Ouvert, dans une perspective diachronique, à toutes les périodes de l’histoire, ce dossier propose d’ « écouter la justice » à toutes les étapes, des premiers temps de l’enquête jusqu’aux audiences, sans oublier les moments de détention. Les contributions ne sont pas limitées d’emblée au seul prétoire mais elles pourront être élargies aux phénomènes acoustiques du fourgon unicellulaire (ou « panier à salade »), du commissariat, de la garde à vue et de l’interrogatoire ou encore de l’emprisonnement. Tous les environnements sonores, y compris la mémoire auditive des actes de torture (telle qu’analysée, notamment par Juliette Volcler)5 ou celle de l’exécution des condamnés à mort, peuvent être appréhendés. Le choix d’une approche au temps long invite en outre à investiguer des contextes judiciaires variés.
La dynamique de la recherche initiée depuis une vingtaine d’années dans le champ des sound studies permet une appréhension des phénomènes sonores dans toutes leurs dimensions : sociales, culturelles, politiques mais aussi techniques et juridiques.
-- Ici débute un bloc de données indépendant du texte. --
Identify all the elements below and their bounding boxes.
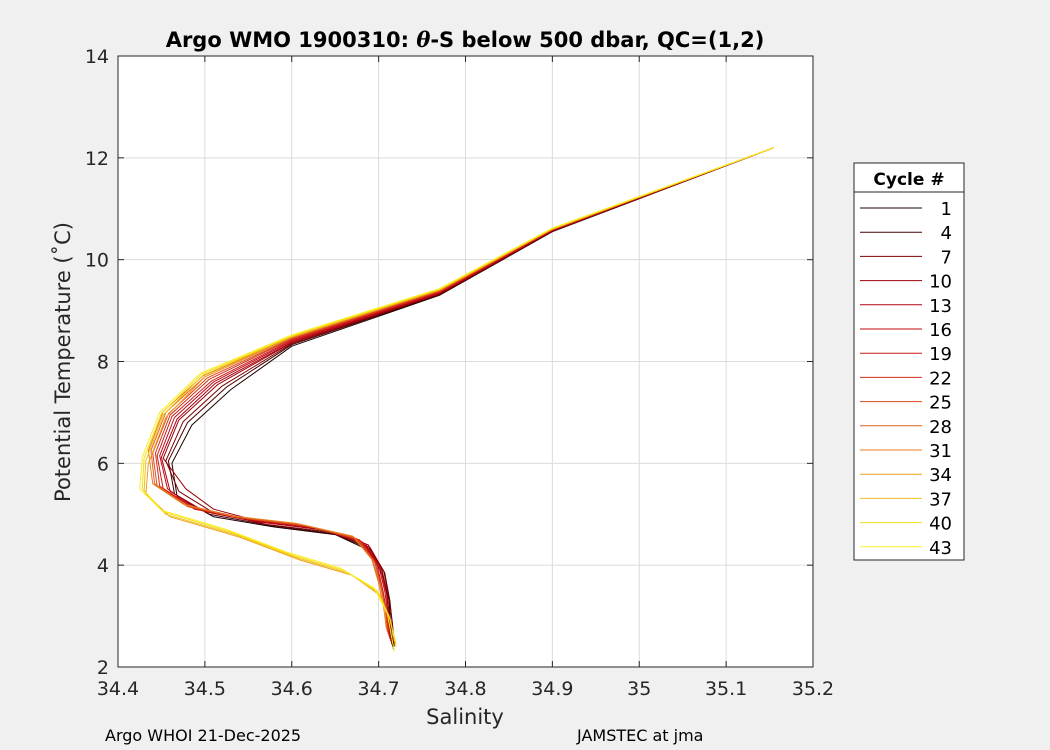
- legend-title: Cycle #: [873, 170, 944, 190]
- x-tick-label: 35: [627, 678, 651, 700]
- series-line-cycle-19: [156, 147, 775, 637]
- footer-left-text: Argo WHOI 21-Dec-2025: [105, 726, 302, 745]
- legend-label: 1: [941, 199, 952, 220]
- series-line-cycle-40: [141, 147, 775, 647]
- legend-label: 22: [929, 368, 952, 389]
- x-tick-label: 35.2: [792, 678, 834, 700]
- series-line-cycle-13: [160, 147, 775, 642]
- legend-label: 37: [929, 489, 952, 510]
- legend-label: 16: [929, 320, 952, 341]
- x-tick-label: 34.8: [444, 678, 486, 700]
- legend-box: [853, 162, 965, 561]
- y-tick-label: 6: [97, 453, 109, 475]
- y-tick-label: 14: [85, 46, 109, 68]
- legend-label: 10: [929, 272, 952, 293]
- y-tick-label: 10: [85, 250, 109, 272]
- legend-label: 19: [929, 344, 952, 365]
- legend-label: 7: [941, 247, 952, 268]
- x-axis-label: Salinity: [426, 705, 504, 729]
- series-line-cycle-16: [159, 147, 775, 640]
- x-tick-label: 34.7: [357, 678, 399, 700]
- series-lines: [139, 147, 775, 652]
- x-ticks: 34.4 34.5 34.6 34.7 34.8 34.9 35 35.1 35.2: [97, 56, 834, 700]
- chart-title: Argo WMO 1900310: θ-S below 500 dbar, QC…: [166, 27, 765, 52]
- legend: Cycle # 1 4 7 10 13 16 19 22 25 28 31 34 37 40 43: [853, 162, 965, 561]
- y-tick-label: 8: [97, 352, 109, 374]
- y-tick-label: 4: [97, 555, 109, 577]
- legend-label: 31: [929, 441, 952, 462]
- y-axis-label: Potential Temperature (˚C): [51, 222, 75, 502]
- y-tick-label: 12: [85, 148, 109, 170]
- legend-entries: 1 4 7 10 13 16 19 22 25 28 31 34 37 40 43: [860, 199, 952, 559]
- legend-label: 4: [941, 223, 952, 244]
- x-tick-label: 34.9: [531, 678, 573, 700]
- footer-right-text: JAMSTEC at jma: [577, 726, 704, 745]
- series-line-cycle-34: [145, 147, 775, 642]
- legend-label: 34: [929, 465, 952, 486]
- series-line-cycle-7: [165, 147, 775, 647]
- series-line-cycle-43: [139, 147, 775, 652]
- legend-label: 43: [929, 538, 952, 559]
- x-tick-label: 35.1: [705, 678, 747, 700]
- x-tick-label: 34.6: [271, 678, 313, 700]
- legend-label: 13: [929, 296, 952, 317]
- x-tick-label: 34.4: [97, 678, 139, 700]
- legend-label: 28: [929, 417, 952, 438]
- y-ticks: 2 4 6 8 10 12 14: [85, 46, 813, 679]
- legend-label: 40: [929, 514, 952, 535]
- x-tick-label: 34.5: [184, 678, 226, 700]
- legend-label: 25: [929, 393, 952, 414]
- y-tick-label: 2: [97, 657, 109, 679]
Ainsi, entre autres thématiques, les contributions pourront porter sur :
- Les usages de la voix et de l’art oratoire
- L’évolution des cadres institutionnels et des législations réglementant la procédure sur ces aspects
- La sonorisation des prétoires et tout dispositif ad hoc (de traduction, de sonorisation, de diffusion de la parole des acteurs)
- La construction de l’écoute (architecture et acoustique des tribunaux et cours de justice)
- Les aspects juridiques et légaux de l’enregistrement des procès
- Les processus d’archivage, de conservation et/ou de numérisation de documents sonores des grands procès
- Les usages coercitifs du son (actes de torture)
Si les coordinateurs du dossier donneront la priorité aux travaux de recherche empiriquement fondés, les contributions pourront prendre la forme d’entretiens avec des acteurs du monde judiciaire ou des professionnels concernés par ces questions (comme les architectes).